En mars, le Premier ministre a annoncé que le Liban ne pourrait rembourser une première tranche de 1,2 milliard de dollars de sa dette et le 30 avril il a précisé qu'il ferait appel à une aide du Fonds monétaire international, une demande qui n'a pas pour le moment abouti.
La crise du coronavirus a encore aggravé cette situation, générant des licenciements massifs de travailleurs et travailleuses privés de tout moyen.
Le 17 octobre 2019, puis les jours et mois suivants, c'est toutes origines et confessions confondues que des centaines de milliers de Libanais sont descendus dans les rues pour réclamer la fin du régime. Au départ, l'annonce d'une taxe sur les appels passés par WhatsAp a déclenché le mouvement. Mais le retrait de cette décision n'a pas apaisé une population lasse du chômage galopant, de la pauvreté et des inégalités, des pénuries chroniques d'eau et d'électricité, et qui réclame l'accès aux services de base.
Fin octobre, les manifestants ont obtenu la démission (que ne souhaitaient ni le président Michel Aoun ni le Hezbollah) du Premier ministre Saad Hariri. Le 19 décembre, l'universitaire Hassan Diab a été désigné Premier ministre pour le remplacer. On est loin du compte cependant pour éteindre la colère.
Aujourd'hui, les rassemblements sont interdits pour cause de coronavirus. Cela n'a pas empêché de nouvelles manifestations re reprendre depuis mi-juin en particulier à Beyrouth et à Tripoli (nord).

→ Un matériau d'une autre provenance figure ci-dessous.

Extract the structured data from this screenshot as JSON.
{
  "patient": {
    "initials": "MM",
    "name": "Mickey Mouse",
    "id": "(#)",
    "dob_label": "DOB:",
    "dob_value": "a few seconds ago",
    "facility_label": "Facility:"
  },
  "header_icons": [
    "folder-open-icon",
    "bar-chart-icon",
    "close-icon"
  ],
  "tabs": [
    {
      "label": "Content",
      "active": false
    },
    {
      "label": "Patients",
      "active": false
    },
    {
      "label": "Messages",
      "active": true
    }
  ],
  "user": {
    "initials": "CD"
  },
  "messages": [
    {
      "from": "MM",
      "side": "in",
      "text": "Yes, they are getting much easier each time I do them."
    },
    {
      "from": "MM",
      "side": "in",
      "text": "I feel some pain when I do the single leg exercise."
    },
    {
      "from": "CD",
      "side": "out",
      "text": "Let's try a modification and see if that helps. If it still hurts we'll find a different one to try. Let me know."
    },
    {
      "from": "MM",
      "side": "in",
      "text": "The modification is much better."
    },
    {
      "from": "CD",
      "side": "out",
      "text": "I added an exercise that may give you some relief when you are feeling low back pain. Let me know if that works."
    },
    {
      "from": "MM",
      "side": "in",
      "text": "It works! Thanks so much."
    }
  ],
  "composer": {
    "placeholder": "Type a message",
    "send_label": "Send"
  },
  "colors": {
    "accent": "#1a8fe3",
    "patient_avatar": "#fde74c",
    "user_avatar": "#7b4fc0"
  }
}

Aujourd'hui, l'heure est au deuil et à la gestion de l'urgence humanitaire dans tous les domaines (soins, nourriture, logement…).
Le Premier ministre libanais a fait appel à l'aide internationale. Plusieurs pays (Koweït, Jordanie, France, Russie…) ont annoncé répondre à cet appel.
Mais la catastrophe qui s'est abattue sur Beyrouth et l'incurie qui l'a rendue possible ont encore accru la colère populaire.